Fangoria is pretty awesome and is the one you should probably get.

I am partial to Rue Morgue.

http://www.rue-morgue.com/


----------



## sparky (Dec 7, 2006)

Michael Price said:


> Any opinions? I'm getting the urge to subscribe to something, preferably well-rounded (And full of awesome photos, of course).


 I'm also thinking about a good subscription to get ,I never see anything in the stores to even look at......
What gives there party store owners, scared????


----------



## Michael Price (Aug 3, 2009)

*Thanks guys!*

I've checked these guys out at my local bookstore - Horrorhound and Rue-Morgue seem to be my favorites. Horrorhound rocks! I've never seen a magazine so jam-packed with awesome photos and cool articles. Did I mention the toys and collectible figures? As if I didn't have enough things to spend money on...


----------



## Parabola (Jul 4, 2008)

For me, Rue Morgue is the standout when it comes to horror. They cover movies, books, art, comics, music, and games each issue. I also like Horrorhound enough to buy.
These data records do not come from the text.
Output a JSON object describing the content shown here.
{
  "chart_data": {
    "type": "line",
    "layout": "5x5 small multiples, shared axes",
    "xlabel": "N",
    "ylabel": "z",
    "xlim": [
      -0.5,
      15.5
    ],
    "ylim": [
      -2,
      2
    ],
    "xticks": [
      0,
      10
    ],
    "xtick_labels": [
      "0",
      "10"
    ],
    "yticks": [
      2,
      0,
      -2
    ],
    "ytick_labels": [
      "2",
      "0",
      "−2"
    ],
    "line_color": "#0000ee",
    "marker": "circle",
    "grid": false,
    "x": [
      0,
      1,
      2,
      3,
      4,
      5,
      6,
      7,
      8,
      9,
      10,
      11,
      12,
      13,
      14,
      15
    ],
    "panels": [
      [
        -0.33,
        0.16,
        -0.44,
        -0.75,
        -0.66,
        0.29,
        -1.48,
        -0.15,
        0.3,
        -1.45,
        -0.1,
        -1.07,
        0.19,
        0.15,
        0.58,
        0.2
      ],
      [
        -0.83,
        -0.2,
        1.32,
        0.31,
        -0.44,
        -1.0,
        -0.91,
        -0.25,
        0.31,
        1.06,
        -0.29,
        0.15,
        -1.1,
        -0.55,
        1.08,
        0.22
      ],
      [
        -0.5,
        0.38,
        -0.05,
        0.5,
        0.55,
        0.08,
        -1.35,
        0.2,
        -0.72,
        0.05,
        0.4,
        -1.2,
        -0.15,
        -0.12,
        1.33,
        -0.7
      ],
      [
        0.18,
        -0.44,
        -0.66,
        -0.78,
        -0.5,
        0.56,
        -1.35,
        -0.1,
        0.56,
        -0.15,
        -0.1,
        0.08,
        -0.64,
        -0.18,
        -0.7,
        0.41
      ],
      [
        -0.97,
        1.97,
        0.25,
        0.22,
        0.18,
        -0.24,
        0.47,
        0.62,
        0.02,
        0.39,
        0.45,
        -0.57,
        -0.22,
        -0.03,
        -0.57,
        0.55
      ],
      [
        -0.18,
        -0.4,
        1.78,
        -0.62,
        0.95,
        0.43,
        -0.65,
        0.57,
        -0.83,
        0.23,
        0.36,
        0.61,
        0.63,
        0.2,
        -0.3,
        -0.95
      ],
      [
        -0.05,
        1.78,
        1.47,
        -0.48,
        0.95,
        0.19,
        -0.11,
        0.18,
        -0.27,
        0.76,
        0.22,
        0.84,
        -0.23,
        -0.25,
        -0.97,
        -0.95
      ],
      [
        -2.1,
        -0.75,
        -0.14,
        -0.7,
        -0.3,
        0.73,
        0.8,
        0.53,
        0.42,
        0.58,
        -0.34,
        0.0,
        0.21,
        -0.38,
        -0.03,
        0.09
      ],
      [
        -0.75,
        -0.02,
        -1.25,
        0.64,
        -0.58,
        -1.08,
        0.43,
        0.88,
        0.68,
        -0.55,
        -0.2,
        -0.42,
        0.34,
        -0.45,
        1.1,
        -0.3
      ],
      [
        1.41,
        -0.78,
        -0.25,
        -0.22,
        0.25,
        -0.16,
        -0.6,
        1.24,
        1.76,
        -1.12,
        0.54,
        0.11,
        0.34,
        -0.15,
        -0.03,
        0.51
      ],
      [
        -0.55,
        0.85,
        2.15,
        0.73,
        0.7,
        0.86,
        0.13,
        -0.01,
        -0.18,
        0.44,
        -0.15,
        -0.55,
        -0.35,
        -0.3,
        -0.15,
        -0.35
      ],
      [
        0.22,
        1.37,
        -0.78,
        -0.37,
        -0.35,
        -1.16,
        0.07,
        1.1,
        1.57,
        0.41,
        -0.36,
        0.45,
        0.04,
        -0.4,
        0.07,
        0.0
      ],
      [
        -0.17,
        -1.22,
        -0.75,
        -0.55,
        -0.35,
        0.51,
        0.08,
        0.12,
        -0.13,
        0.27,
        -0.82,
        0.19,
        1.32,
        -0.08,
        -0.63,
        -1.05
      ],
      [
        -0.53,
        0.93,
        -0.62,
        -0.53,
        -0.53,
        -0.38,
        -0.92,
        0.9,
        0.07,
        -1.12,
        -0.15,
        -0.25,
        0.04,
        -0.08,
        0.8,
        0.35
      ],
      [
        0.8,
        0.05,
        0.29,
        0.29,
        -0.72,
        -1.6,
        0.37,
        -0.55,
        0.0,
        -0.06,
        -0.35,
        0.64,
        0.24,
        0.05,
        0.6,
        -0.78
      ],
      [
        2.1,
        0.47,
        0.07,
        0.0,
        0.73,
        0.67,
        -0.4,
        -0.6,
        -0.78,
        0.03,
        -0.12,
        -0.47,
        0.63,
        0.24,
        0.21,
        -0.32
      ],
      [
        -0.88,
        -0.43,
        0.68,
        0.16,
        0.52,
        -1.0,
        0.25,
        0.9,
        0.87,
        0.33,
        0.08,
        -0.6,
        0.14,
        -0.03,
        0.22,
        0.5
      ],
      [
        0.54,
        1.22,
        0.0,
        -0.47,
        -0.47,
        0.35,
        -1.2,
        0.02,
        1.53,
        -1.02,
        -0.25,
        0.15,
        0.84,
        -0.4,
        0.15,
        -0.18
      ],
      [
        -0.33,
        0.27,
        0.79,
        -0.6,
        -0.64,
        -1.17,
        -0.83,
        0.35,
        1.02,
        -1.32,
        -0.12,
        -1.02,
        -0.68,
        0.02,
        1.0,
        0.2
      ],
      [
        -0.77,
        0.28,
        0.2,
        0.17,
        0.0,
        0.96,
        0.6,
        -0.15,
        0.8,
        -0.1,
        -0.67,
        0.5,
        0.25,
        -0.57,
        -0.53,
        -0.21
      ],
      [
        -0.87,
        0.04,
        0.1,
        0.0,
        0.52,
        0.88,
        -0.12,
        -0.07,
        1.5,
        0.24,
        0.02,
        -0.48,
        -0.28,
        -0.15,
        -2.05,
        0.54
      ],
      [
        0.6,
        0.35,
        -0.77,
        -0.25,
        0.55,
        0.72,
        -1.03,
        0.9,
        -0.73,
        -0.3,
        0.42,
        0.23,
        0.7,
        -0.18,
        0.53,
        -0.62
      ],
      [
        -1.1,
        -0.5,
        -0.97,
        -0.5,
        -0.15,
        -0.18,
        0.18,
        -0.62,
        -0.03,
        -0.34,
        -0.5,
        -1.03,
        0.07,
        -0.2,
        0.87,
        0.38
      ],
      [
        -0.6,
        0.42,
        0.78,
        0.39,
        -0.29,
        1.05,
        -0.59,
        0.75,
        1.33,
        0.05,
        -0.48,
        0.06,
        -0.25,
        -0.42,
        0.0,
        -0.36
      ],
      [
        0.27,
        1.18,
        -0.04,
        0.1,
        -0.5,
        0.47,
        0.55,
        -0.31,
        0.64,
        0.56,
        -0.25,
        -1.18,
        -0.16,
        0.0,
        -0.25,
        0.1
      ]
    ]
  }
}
I will read Fangoria at the bookstore with my coffee : ) The only other magazine I buy each time it comes out is Amazing Figure Modeler. Love that one too.


----------



## Gothic Nightmare (Jul 19, 2007)

I like both Fangoria and Rue Morgue. Online mags I read include Bloody Disgusting, Dread Central, and Fear Zone (which I'm in).

All time fav is Famous Monsters of Filmland. I love the old Warren mags.


----------



## Don of the Dead (Aug 17, 2005)

Fangoria used to be king, but between spoilers and them covering.....uhg...Twilight....I"ll go with Rue Morgue or Horrorhound.


----------



## Don of the Dead (Aug 17, 2005)

Michael Price said:


> I've checked these guys out at my local bookstore - Horrorhound and Rue-Morgue seem to be my favorites. Horrorhound rocks! I've never seen a magazine so jam-packed with awesome photos and cool articles. Did I mention the toys and collectible figures? As if I didn't have enough things to spend money on...


Horror Toys? Who would think of just a thing?


----------